Member of the Mississippi State Senate from the 9th district
- In office January 1920 – January 1924
- Preceded by: William C. Bowman
- Succeeded by: Louis A. Benoist

Personal details
- Born: July 6, 1887 Nashville, Tennessee, U.S.
- Died: August 26, 1967 (aged 80) Natchez, Mississippi, U.S.
- Party: Democratic

= Walter P. Abbott =

American politician

Walter Phillips Abbott (July 6, 1887 - April 26, 1967) was an American newspaper owner and Democratic politician. He represented the 9th District of the Mississippi State Senate from 1920 to 1924, and was the Mayor of Natchez, Mississippi, from 1952 to 1956.

== Biography ==
Walter Phillips Abbott was born on July 6, 1887, in Nashville, Tennessee. He later moved to Natchez, Mississippi. He first became involved with the Democratic Party in 1911. In 1919, Abbott was elected to represent the 9th District (Adams County) in the Mississippi State Senate, and served one term from 1920 to 1924. During his term, Abbott served as the Chairman of the Senate's Printing Committee, and he also served on the County Affairs; Fees and Salaries; and Unfinished Business committees. From 1928 to 1932, Abbott served as the County Sheriff of Adams County. He then served as a chancery clerk from 1932 to 1952. In 1949, Abbott organized the Natchez Times newspaper which he ran for nine years.
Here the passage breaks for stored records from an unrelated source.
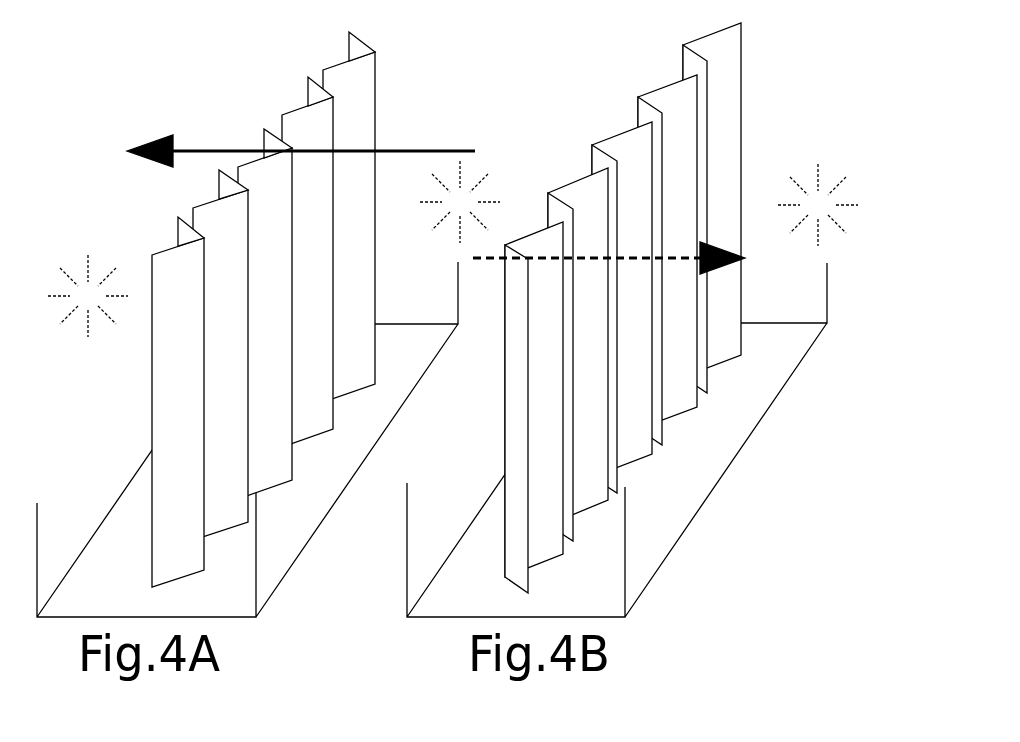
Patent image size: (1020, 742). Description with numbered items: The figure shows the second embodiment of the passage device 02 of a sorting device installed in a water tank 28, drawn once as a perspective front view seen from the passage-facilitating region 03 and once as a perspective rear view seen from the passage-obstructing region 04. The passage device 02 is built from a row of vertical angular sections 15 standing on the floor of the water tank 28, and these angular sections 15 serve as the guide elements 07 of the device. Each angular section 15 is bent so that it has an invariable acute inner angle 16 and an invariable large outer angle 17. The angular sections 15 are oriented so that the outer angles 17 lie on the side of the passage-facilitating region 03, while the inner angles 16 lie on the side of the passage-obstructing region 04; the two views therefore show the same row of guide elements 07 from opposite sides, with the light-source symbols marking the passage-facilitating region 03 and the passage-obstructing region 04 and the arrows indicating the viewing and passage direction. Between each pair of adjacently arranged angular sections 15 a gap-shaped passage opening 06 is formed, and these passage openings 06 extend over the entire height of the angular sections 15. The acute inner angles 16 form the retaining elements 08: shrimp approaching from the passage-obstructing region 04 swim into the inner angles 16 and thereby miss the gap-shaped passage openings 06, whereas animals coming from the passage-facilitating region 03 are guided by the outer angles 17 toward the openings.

In FIG. 4A, the passage device 02 is at (259, 299).
In FIG. 4B, the passage device 02 is at (676, 303).
In FIG. 4A, the passage-facilitating region 03 is at (460, 202).
In FIG. 4A, the passage-obstructing region 04 is at (88, 296).
In FIG. 4B, the passage-obstructing region 04 is at (818, 205).
In FIG. 4A, the passage opening 06 is at (176, 211).
In FIG. 4B, the passage opening 06 is at (580, 160).
In FIG. 4A, the guide element 07 is at (321, 58).
In FIG. 4B, the guide element 07 is at (713, 229).
In FIG. 4B, the retaining element 08 is at (675, 142).
In FIG. 4A, the angular section 15 is at (340, 63).
In FIG. 4B, the angular section 15 is at (669, 83).
In FIG. 4B, the inner angle 16 is at (730, 229).
In FIG. 4A, the outer angle 17 is at (354, 229).
In FIG. 4A, the water tank 28 is at (292, 565).
In FIG. 4B, the water tank 28 is at (663, 562).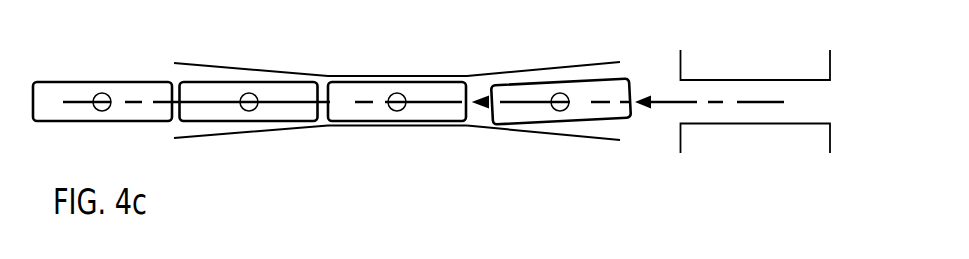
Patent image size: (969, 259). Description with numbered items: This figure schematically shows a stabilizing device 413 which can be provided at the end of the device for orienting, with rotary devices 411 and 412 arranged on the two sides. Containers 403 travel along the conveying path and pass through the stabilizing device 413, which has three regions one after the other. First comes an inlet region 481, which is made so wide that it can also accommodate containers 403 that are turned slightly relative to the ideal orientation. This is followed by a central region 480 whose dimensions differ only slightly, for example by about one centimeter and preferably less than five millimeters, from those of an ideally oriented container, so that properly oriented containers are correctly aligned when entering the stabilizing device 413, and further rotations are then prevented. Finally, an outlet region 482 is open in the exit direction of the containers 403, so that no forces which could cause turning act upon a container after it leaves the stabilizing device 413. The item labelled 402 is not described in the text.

On December 20, 1951, Abbott was elected Mayor of Natchez in a special election to succeed Audley B. Connor who had been appointed county sheriff and tax collector. Abbott's term lasted six months. In 1952, Abbott ran unopposed in an election for a short 18-month term. In May 1954, Abbott ran for re-election and won the Democratic primary, defeating local union president Clyde Mullins. In May 1956, Abbott ran for re-election in the Democratic primary against John Nosser and Troy Watkins. He lost the second primary to Watkins, who succeeded Abbott as mayor on July 2, 1956. After losing the election, Abbott announced his retirement from politics. Abbott died on the morning of August 26, 1967, in a Natchez hospital.

== Personal life ==
Abbott was a Presbyterian. Abbott married Mary Clothilde Abbott (who was not related to him) of Natchez, Mississippi, in that city on October 31, 1914. They had a son, Walter Phillips Abbott Jr. (August 30, 1919 - March 29, 1975), and three grandchildren at the time of Walter's death.